In the time since the tenants brought their concerns to management, UIP has made only minimal repairs, Flores said. “They’re very diligent about collecting rent but not very diligent about making repairs,” she said.

[Read more: Tenants in another Columbia Heights building held a rent strike last April over necessary repairs]

Felipe Salvador, another tenant who is withholding his rent, described multiple issues with his apartment that made it uninhabitable, including a bathroom leak that has been ignored by management since November and decades-old heaters which no longer function.

In order to generate enough heat in the winter, Salvador said he had begun using his oven as a heater, in addition to a portable radiator.

When a repairman arrived to inspect the bathroom leak, he left a large hole in the ceiling and only made the situation worse, Salvador said in an interview. After that, other repairmen sent by UIP refused to work on the leak, telling Salvador that the issue was beyond the scope of their services.

With a dysfunctional heater, Salvador has to use his oven and a portable radiator to keep his apartment warm. Image courtesy of Felipe Salvador

A gaping hole caused by a bathroom leak in need of repair. Image courtesy of Felipe Salvador

 

 

 

 

 

 

 

 

 

 

After seeing that the company was not going to address the violations, Salvador decided to join the rent strike to force UIP to make the repairs.
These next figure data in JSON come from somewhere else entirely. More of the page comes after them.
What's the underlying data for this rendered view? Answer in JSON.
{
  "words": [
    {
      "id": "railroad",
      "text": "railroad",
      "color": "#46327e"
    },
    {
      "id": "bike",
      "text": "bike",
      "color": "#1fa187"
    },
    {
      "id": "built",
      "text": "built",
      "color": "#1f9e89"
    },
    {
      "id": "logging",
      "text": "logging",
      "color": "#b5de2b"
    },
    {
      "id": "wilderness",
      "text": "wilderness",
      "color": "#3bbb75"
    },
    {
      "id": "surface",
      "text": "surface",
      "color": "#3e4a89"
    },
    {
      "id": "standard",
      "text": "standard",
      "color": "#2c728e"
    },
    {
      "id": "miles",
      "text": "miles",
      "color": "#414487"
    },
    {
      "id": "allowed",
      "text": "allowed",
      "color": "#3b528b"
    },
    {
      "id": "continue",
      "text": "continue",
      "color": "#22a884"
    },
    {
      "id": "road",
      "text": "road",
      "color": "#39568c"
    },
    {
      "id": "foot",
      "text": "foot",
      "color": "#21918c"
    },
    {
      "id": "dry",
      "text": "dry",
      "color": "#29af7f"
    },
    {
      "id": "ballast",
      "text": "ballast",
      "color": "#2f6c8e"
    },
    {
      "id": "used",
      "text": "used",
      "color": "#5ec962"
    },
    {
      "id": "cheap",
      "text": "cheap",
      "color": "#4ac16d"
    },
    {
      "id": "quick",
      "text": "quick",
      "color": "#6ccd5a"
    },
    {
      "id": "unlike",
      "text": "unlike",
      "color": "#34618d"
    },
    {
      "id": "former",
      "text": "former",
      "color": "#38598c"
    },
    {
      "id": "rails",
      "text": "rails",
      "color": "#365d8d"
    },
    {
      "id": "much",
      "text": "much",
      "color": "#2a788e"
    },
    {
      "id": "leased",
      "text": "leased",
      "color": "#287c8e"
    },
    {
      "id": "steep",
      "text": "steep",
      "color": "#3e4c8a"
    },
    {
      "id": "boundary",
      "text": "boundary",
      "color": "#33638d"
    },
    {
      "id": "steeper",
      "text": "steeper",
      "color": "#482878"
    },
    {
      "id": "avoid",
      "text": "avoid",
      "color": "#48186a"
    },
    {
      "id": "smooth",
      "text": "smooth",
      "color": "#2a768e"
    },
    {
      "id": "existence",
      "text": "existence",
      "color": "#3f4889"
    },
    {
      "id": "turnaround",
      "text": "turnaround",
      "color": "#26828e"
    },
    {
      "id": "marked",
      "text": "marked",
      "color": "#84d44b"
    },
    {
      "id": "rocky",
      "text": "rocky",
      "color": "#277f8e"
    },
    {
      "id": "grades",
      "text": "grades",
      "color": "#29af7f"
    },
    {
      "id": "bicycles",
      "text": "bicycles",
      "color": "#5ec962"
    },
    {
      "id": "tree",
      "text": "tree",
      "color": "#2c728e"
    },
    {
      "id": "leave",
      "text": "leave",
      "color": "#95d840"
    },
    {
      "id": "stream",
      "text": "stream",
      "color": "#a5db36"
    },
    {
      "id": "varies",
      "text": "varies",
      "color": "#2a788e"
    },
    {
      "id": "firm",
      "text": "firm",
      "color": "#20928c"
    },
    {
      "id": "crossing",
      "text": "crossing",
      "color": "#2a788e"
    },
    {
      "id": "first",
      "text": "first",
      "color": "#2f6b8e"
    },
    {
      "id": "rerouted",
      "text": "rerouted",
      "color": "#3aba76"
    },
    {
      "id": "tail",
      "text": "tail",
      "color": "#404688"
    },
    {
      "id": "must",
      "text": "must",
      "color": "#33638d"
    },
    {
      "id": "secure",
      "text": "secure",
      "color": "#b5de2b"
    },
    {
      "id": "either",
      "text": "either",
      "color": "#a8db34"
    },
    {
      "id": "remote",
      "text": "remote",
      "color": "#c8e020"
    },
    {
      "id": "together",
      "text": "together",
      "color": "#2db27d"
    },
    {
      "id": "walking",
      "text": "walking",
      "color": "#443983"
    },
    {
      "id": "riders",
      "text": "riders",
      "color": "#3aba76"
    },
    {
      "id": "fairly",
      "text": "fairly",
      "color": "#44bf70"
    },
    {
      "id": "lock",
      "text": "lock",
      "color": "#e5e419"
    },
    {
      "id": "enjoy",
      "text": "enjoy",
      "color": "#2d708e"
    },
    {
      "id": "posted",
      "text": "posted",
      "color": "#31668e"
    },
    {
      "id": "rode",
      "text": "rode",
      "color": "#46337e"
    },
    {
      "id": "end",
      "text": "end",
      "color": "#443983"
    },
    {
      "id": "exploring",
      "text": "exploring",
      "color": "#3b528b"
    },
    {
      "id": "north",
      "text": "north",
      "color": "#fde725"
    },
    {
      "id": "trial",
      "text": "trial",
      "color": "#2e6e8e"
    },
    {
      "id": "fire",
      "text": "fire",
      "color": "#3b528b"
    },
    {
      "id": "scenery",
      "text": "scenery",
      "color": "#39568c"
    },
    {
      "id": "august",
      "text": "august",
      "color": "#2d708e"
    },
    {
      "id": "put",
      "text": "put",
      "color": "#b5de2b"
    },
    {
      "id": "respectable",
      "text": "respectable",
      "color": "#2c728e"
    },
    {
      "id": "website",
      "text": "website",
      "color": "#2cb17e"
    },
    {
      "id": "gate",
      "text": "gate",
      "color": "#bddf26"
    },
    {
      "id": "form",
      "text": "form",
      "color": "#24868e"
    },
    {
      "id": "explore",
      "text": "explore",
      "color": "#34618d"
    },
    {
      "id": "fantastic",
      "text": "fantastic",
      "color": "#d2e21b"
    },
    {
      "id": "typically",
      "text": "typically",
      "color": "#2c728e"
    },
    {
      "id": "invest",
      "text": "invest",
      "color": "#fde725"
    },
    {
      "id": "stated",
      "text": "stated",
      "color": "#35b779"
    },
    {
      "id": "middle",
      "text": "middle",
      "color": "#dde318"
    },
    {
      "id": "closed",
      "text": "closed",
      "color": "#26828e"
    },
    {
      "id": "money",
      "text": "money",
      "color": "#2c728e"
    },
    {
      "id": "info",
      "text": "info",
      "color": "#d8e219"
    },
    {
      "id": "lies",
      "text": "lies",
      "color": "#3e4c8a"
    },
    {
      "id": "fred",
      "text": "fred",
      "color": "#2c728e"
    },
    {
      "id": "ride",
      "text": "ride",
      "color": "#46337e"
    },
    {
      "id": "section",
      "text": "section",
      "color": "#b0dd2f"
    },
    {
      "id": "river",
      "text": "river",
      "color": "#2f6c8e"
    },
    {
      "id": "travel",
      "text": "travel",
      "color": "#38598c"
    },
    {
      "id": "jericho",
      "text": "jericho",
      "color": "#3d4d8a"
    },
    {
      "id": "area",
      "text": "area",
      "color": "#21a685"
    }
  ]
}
“We’re fighting to be heard because UIP is not listening to us,” Salvador said. “We’re here as a group to fight and I know we’re going to win.”

Flores and Salvador both spoke in Spanish, with volunteer translators repeating their words in English.

Under the D.C. Tenant Bill of Rights, tenants are entitled to withhold rent if their landlords fail to address housing code violations. Specifically, landlords are responsible for “keeping the premises safe and secure and free of rodents and pests, keeping the structure and facilities of the building in good repair, and ensuring adequate heat, lighting, and ventilation.”

In the time since UIP became owners of the property in 2011, more than thirty property code-compliance complaints have been filed by residents, according to the D.C. Department of Consumer and Regulatory Affairs.